C’è dentro tutto Proust, in un brano simile: la poesia, il senso del ritmo, la forza creatrice e rivelatrice che il Narratore attribuisce all’immaginazione, l’erotismo, il senso della precarietà della bellezza e della felicità, l’ironia amara e l’amara constatazione che sia l’una che l’altra sono condannate a svanire in un attimo, la certezza della morte come limite invalicabile, il tentativo a volte ridicolo, altre folle, di non pensare alla fine grazie alla forza propulsiva dell’amore, la certezza che solo con la scrittura si possa cercare di scandagliare il mistero nel quale tutti – lettori e scrittore – siamo immersi, la plasticità o fortissimo potere icastico della scrittura proustiana (non può non restare impressa nella mente l’immagine di quella donna, della passante il cui busto è tagliato a metà dalla velocità della visione o dalla luce smorzata del sole al crepuscolo), la capacità che ha di farci “sentire” quello che lui stesso ha “sentito” nel ricordare quel preciso dettaglio (colto di sfuggita), questa specie di abilità nel camminare in equilibrio sul filo del rasoio – basterebbe un aggettivo in più, una virgola messa al posto sbagliato, una pausa troppo prolungata e tutto cadrebbe giù per terra…

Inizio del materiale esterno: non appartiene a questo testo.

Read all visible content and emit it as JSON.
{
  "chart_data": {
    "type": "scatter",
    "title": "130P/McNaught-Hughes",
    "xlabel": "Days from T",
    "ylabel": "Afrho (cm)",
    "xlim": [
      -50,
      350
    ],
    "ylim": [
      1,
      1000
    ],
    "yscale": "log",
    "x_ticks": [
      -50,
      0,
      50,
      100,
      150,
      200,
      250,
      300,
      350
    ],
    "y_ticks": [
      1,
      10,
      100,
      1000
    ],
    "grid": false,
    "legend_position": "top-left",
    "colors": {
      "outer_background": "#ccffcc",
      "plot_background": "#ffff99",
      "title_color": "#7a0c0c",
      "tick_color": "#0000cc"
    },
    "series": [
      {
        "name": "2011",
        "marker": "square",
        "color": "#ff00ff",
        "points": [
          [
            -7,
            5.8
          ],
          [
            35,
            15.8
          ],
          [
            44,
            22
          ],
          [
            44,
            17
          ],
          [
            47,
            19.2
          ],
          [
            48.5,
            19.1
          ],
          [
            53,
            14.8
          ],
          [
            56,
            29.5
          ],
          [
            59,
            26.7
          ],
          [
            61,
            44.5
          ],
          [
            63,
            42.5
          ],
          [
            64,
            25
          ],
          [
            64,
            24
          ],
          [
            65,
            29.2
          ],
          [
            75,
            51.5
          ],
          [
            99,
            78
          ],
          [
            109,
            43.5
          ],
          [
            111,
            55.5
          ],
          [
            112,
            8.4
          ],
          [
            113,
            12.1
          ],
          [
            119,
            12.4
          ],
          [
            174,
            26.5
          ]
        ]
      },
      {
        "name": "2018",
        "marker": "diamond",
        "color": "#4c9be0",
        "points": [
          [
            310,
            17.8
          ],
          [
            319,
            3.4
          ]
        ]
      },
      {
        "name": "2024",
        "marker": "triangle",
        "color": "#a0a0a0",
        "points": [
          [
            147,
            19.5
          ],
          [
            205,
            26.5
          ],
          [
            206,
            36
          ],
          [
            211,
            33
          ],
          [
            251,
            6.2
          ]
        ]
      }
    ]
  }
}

Le chiedo se le è piaciuto; Alyssa resta in silenzio per un po’; sembra sorpresa, leggermente turbata; poi mi dice:
“E’ bello. E rende bene l’idea”.
Ecco, Proust è uno di quegli scrittori che “rende bene l’idea”, a prescindere dall’argomento che tratti o dall’idea che la sua penna e la sua mente sfiorino. Lui sì che avrebbe potuto scriverlo quel libro che sognava Flaubert (o era Mallarmé?): un libro sul niente; il libro “totale” e “infinito” che può trarre spunto da tutto quanto finisce sotto il nostro sguardo.